La transplantation est un moment charnière dans une vie. Très souvent, et même encore des années plus tard, les patientes se souviennent précisément de la date de leur opération, cet événement étant vécu comme une seconde naissance. Nombreuses sont donc celles qui, ce jour-là, ont une pensée émue pour leur donneur, un anonyme qui, en perdant sa vie, a permis de sauver la leur.
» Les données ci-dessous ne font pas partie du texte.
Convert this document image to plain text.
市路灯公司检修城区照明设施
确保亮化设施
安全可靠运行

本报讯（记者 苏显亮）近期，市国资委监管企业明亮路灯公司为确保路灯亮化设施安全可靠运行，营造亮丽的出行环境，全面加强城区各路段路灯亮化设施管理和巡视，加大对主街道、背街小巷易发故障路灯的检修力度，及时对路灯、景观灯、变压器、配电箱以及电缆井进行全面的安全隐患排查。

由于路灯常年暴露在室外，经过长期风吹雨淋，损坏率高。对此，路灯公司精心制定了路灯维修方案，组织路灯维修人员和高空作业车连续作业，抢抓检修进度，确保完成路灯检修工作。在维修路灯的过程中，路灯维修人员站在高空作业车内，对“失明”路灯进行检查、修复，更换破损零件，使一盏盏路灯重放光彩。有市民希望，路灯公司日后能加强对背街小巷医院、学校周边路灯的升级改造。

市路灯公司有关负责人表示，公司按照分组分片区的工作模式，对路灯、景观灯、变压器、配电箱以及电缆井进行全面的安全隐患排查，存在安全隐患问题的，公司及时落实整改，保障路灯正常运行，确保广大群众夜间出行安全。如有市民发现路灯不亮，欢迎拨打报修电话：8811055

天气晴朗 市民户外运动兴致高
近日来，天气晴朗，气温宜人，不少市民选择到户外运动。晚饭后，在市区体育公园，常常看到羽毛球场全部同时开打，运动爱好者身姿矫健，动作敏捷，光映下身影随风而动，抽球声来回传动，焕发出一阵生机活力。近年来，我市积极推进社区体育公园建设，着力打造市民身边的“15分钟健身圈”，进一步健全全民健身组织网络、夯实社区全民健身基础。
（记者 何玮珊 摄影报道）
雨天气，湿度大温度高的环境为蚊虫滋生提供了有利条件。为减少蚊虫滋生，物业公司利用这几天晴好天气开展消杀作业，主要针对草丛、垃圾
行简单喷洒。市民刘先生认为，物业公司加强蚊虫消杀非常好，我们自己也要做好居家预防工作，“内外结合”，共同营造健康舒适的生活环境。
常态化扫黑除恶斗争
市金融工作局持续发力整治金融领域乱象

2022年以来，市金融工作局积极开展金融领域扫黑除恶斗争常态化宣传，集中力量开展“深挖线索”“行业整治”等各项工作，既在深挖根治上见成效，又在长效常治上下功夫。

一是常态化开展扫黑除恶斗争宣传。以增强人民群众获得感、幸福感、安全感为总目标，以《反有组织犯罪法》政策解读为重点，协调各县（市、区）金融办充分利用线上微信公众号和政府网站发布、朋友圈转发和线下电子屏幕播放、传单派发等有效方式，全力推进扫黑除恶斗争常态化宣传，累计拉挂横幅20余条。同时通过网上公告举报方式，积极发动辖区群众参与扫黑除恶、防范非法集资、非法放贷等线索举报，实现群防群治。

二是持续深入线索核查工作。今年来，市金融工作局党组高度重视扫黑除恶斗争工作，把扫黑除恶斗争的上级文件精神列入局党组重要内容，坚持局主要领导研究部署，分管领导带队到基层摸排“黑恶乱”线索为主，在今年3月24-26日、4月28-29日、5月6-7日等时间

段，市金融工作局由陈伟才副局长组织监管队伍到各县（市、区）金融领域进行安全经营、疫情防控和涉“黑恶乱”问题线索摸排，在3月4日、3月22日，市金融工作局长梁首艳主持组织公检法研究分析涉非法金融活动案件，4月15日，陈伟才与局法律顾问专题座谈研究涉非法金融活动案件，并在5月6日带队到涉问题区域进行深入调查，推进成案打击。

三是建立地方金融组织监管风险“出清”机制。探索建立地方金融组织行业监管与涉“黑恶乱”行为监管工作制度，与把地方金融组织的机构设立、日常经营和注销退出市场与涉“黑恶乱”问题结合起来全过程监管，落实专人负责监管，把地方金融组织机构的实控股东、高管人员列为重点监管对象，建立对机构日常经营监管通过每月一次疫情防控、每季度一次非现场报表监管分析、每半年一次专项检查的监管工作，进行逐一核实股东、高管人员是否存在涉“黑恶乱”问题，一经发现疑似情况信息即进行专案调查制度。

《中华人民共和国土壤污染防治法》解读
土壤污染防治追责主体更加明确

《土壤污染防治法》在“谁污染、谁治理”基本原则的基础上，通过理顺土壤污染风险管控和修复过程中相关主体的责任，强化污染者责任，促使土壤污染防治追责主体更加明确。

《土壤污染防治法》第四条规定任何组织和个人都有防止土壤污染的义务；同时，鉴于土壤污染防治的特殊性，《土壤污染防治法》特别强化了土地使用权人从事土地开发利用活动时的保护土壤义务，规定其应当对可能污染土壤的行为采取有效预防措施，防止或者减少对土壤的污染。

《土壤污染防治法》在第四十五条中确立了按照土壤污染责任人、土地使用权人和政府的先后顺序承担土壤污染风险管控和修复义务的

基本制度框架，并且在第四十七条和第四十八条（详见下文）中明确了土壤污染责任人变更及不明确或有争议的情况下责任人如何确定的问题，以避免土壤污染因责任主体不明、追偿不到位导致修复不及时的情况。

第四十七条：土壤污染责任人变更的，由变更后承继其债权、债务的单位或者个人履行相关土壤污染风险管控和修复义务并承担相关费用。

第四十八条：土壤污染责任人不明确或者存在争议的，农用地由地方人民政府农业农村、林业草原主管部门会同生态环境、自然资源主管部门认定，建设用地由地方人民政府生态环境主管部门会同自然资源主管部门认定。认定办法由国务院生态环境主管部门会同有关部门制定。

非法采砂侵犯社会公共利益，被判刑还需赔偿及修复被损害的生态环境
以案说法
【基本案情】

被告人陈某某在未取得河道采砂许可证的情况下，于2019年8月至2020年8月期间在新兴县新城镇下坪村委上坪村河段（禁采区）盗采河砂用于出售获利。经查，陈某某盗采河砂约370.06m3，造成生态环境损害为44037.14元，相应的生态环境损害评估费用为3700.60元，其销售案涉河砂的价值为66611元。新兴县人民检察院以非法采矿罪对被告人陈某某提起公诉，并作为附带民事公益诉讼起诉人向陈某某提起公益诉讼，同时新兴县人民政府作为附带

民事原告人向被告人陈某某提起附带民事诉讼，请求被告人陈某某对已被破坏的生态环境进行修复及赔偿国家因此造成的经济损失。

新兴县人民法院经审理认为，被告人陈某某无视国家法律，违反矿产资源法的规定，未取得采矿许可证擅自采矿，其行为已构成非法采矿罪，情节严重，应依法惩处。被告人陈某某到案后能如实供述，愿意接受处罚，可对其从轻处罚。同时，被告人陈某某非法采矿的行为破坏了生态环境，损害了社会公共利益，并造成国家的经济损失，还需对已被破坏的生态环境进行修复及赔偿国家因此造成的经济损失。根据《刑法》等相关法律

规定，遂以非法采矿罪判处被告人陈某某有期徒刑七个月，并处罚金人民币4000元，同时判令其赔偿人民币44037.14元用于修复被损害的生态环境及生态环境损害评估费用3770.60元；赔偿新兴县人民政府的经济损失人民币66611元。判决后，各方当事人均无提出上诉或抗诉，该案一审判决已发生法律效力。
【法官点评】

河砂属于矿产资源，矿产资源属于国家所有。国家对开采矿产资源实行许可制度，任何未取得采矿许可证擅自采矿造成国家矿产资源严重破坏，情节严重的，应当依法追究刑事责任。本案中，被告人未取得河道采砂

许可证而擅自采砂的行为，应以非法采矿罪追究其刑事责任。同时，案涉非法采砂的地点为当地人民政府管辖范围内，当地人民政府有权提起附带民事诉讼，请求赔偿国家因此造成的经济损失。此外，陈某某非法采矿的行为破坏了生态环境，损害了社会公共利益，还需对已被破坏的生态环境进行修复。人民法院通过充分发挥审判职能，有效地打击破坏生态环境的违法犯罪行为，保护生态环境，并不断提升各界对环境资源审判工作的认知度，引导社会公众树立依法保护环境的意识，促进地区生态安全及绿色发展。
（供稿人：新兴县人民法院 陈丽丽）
Certaines vont même jusqu’à faire une petite fête, ou une marche, ou même gravir une modeste montagne pour honorer leur bienfaiteur.

RÉFÉRENCES

[1] voir UNOS (United Network for Organ Sharing) https://unos.org/data/

[2] King-Biggs MB, Dunitz JM, Park SJ, Kay Savik S, Hertz MI., «Airway anastomotic dehiscence associated with use of sirolimus immediately after lung transplantation», Transplantation. 2003 May 15;75(9):1437-43. ‑ Jan Groetzner, Felix Kur, Fritz Spelsberg, Jurgen Behr, Lorenz Frey, Iris Bittmann, Michael Vogeser, Peter Ueberfuhr, Bruno Meiser, Rudolf Hatz, Bruno Reichart, the Munich Lung Transplant group, «Airway anastomosis complications in de novo lung transplantation with sirolimus-based immunosuppression», The Journal of Heart and Lung Transplantation, May 2004.

[3] D.F. Dilling, A. Nair, C.J. Gries, L.E. Leard, A.J. Fisher, S.R. Johnson, F.X. McCormack, «Use of Sirolimus in Patients with Lymphangioleiomyomatosis (LAM) on Waiting Lists for Lung Transplant (LTX)», The Journal of Heart and Lung Transplantation, April 2018.

[4] https://www.recherchecliniquepariscentre.fr/wp-content/uploads/2014/12/echelle_dyspnee_MRC.pdf

[5] http://www.chru-strasbourg.fr/sites/default/files/u105/Document1_Mode_de_compatibilite.pdf

[6] Pechet TT et al., JHLT 2004 ;33 :301.

[7] Almoosa KF et al., CHEST 2006 ;129 :1274.

[8] Reynaud Gaubert M. et al. Transplantation 2008 ; 86 :515.